Modifikasi habitat dan biologi termal amfibi dan reptil.   

Suhu mendorong sebagian besar biologi dan ekologi ektoterm, termasuk mencari makan, pertumbuhan, dan reproduksi. Akibatnya, biologi termal spesifik spesies juga diharapkan untuk memediasi tanggapan ektoterm terhadap pendorong utama hilangnya keanekaragaman hayati, seperti pemanasan global dan infeksi patogen. Namun, ancaman paling langsung terhadap keanekaragaman hayati adalah modifikasi habitat antropogenik, yang menyebabkan penurunan banyak spesies dan mengubah komposisi kumpulan di seluruh dunia. Penyaringan kumpulan ektoterm dalam menanggapi modifikasi habitat (yaitu, lingkungan melalui klasifikasi sifat) mungkin bergantung, sebagian, pada kemampuan spesies untuk mentolerir rezim suhu baru di habitat yang diubah. Dengan melihat efek dari modifikasi habitat melalui lensa biologi termal, ahli biologi dapat memprediksi dengan lebih baik spesies mana yang akan berkembang, bertahan, atau menurun dalam menghadapi konversi habitat alami yang sedang berlangsung.  

Modifikasi habitat antropogenik secara substansial dapat mengubah iklim mikro lokal, seringkali mengurangi tutupan tajuk dan ketersediaan iklim mikro yang menguntungkan bagi fisiologi spesies dan persistensi populasi. Pada skala lanskap, perbedaan besar dalam struktur vegetasi antar tipe tutupan lahan dapat menghasilkan suhu udara harian maksimum yang berbeda sebanyak 10 ° C antara habitat yang berdekatan. Pada skala lokal, habitat mikro dalam berbagai jenis tutupan lahan dapat bertindak sebagai perlindungan termal dengan menyangga ektoterm siang dan malam terhadap suhu siang hari yang ekstrem. Namun, habitat mikro penyangga dapat menjadi langka di habitat yang terganggu, dan suhu harian maksimum habitat mikro ini meningkat seiring dengan berkurangnya tutupan vegetasi, yang mempengaruhi paparan siang hari untuk banyak spesies diurnal dan nokturnal. Untuk ektoterm terestrial, seperti amfibi dan reptil, perubahan tutupan lahan mengubah jumlah dan distribusi habitat yang sesuai secara termal, dengan suhu lokal yang tinggi membuat beberapa jenis tutupan lahan tidak dapat dihuni untuk beberapa spesies.  

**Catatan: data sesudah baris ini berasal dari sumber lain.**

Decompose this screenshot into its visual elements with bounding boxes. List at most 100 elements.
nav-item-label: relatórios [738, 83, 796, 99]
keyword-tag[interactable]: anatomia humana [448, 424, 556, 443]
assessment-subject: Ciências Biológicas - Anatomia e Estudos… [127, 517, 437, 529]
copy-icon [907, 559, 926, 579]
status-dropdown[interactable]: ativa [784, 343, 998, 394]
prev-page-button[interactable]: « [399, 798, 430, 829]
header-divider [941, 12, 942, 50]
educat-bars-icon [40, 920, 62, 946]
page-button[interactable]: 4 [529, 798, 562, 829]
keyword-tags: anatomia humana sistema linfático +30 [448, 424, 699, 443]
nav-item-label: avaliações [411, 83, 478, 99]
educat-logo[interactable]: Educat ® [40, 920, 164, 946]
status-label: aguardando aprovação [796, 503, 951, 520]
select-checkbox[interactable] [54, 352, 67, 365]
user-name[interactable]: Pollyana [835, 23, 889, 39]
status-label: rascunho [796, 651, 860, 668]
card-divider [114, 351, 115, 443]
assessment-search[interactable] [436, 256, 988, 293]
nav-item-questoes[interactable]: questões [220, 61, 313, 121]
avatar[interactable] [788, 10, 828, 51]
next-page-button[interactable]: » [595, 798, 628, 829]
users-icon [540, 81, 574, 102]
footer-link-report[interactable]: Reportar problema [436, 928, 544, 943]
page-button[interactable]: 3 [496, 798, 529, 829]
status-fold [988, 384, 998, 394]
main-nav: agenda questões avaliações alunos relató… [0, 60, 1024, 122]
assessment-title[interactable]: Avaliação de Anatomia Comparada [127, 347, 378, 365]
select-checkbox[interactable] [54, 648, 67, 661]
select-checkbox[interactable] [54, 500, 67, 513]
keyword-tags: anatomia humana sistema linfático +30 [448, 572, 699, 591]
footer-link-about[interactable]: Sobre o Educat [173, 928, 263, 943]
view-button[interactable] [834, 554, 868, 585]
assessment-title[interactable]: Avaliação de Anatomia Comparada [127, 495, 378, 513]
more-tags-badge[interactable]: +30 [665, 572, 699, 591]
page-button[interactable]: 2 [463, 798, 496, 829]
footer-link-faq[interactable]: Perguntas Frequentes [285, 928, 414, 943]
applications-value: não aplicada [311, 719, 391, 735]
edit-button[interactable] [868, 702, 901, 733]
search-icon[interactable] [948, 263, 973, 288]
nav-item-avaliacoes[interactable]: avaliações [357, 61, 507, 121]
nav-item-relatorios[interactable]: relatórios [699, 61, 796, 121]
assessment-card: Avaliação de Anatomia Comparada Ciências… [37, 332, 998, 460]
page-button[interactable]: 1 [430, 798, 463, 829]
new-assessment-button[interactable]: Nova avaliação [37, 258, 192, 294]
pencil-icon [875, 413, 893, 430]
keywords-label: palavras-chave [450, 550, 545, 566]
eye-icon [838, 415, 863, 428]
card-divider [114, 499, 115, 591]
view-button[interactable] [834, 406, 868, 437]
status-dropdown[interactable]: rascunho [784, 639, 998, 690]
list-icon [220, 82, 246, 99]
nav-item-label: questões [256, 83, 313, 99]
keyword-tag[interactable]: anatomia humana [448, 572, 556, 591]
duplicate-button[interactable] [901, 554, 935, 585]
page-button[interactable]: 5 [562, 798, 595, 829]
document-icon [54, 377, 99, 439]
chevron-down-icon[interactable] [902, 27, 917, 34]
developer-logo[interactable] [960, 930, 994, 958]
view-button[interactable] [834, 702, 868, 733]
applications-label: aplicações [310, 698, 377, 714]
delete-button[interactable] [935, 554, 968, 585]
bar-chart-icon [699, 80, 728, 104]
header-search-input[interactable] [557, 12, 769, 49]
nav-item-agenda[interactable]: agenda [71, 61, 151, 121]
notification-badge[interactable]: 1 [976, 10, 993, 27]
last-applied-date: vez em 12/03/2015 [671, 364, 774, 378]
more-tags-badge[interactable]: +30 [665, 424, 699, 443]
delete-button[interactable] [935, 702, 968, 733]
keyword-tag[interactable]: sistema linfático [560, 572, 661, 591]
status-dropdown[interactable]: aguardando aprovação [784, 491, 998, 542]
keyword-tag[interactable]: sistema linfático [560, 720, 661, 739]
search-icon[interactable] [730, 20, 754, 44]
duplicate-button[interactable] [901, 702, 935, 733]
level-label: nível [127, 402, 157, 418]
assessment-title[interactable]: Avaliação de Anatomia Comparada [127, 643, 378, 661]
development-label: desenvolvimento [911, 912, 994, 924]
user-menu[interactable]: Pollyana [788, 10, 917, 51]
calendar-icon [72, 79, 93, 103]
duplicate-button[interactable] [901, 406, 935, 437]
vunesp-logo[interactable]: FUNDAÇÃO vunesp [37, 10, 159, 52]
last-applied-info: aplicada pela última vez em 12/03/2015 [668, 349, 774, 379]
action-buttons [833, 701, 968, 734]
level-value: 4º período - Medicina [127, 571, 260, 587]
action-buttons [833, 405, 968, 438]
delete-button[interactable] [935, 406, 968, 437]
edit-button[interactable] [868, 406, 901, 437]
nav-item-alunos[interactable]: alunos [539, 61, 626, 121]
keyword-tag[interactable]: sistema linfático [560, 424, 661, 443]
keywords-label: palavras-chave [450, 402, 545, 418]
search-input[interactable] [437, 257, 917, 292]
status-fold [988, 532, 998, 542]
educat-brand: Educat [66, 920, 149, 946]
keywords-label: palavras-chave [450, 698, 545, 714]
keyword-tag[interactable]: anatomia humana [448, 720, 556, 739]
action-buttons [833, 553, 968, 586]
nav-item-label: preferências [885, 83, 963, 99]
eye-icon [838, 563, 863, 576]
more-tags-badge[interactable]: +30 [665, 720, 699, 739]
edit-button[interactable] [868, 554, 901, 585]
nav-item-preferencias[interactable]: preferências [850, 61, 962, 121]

Menggunakan studi kasus dan meta-analisis, diperiksa apakah sifat termal yang diamati dan dicaralkan, termasuk toleransi panas, variasi suhu tubuh, dan kehilangan air melalui penguapan, menjelaskan variasi sensitivitas ektoterm terhadap modifikasi habitat panas. Toleransi panas yang rendah dari kadal dan amfibi dan tingginya kehilangan air melalui penguapan dikaitkan dengan kepekaan yang lebih besar terhadap modifikasi habitat, sering kali menjelaskan lebih banyak variasi daripada sifat non-termal. Toleransi panas saja menjelaskan 24-66% (rata-rata = 38%) dari variasi respons spesies, dan tren ini sebagian besar konsisten di seluruh lokasi geografis dan skala spasial. Karena modifikasi habitat mengubah iklim mikro lokal, biologi termal spesies kemungkinan akan memainkan peran kunci dalam perakitan kembali komunitas terestrial.